By Chris Harris national sales manager Multifleet
This was the scenario – I was sitting in a final tender evaluation meeting alongside my then sales director when the potential client’s procurement director posed the final question: “What is the one USP that makes you stand out from the competitors?”
I knew the answer, and I sat back waiting for my sales director to deliver it. However, when it came, it hit me like a bolt of lightning.
“Service, but that is probably the same answer that 10 other companies have given you. However, we truly deliver it,” he said.
It hit me for six, and really got me thinking that the word service is so overused.
The company I worked for then was recognised by its customers, its peers and the industry for delivering the best service. So how could 10 other companies use the word service as if it were a rite of passage?
There are teams of sales people out there delivering the same message, irrespective whether they, or their company, can actually deliver.
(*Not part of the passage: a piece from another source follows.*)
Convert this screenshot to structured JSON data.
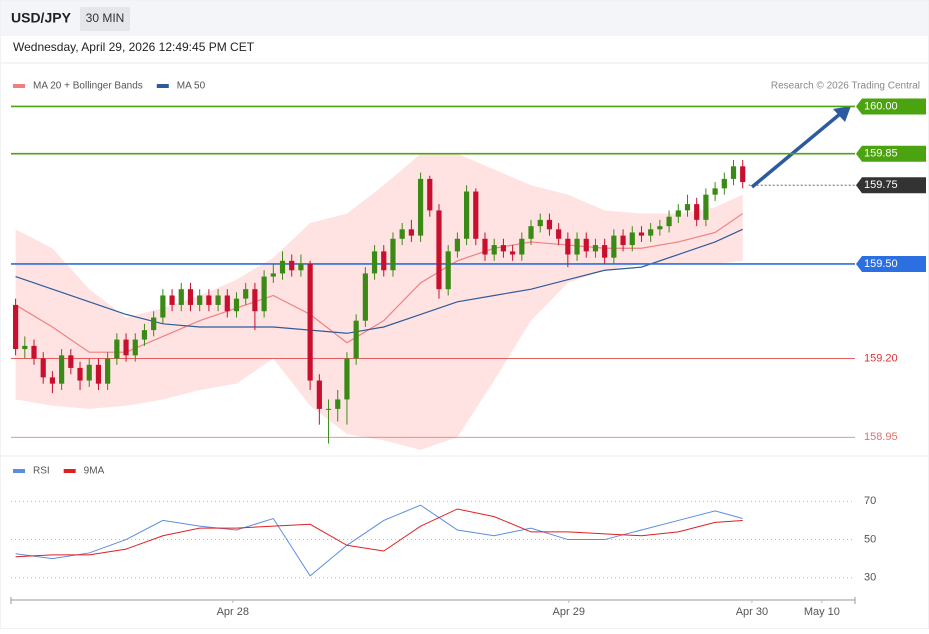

Service is a small word but it means so much. It can cause anxiety, frustrate and break relationships, on the other hand it can also build trust and deliver long-lasting relationships.
According to The Institute of Customer Service this is what service means: “A world where customer experience makes a positive and sustained impact on individuals, organisations and the economic wellbeing of the UK.”
For too long, customer service had been seen as an after-thought, part of aftersales activity.
Instead, it is integral to the success and failure of organisations, and we are dedicated to increasing recognition of its importance.
Service means to listen, have empathy, understand what your customer needs, what they do.
Take ownership of their requirements, offer a viable solution and see it through. Don’t pass problems on, go the extra mile and do the right thing, put them first and help grow their business and yours.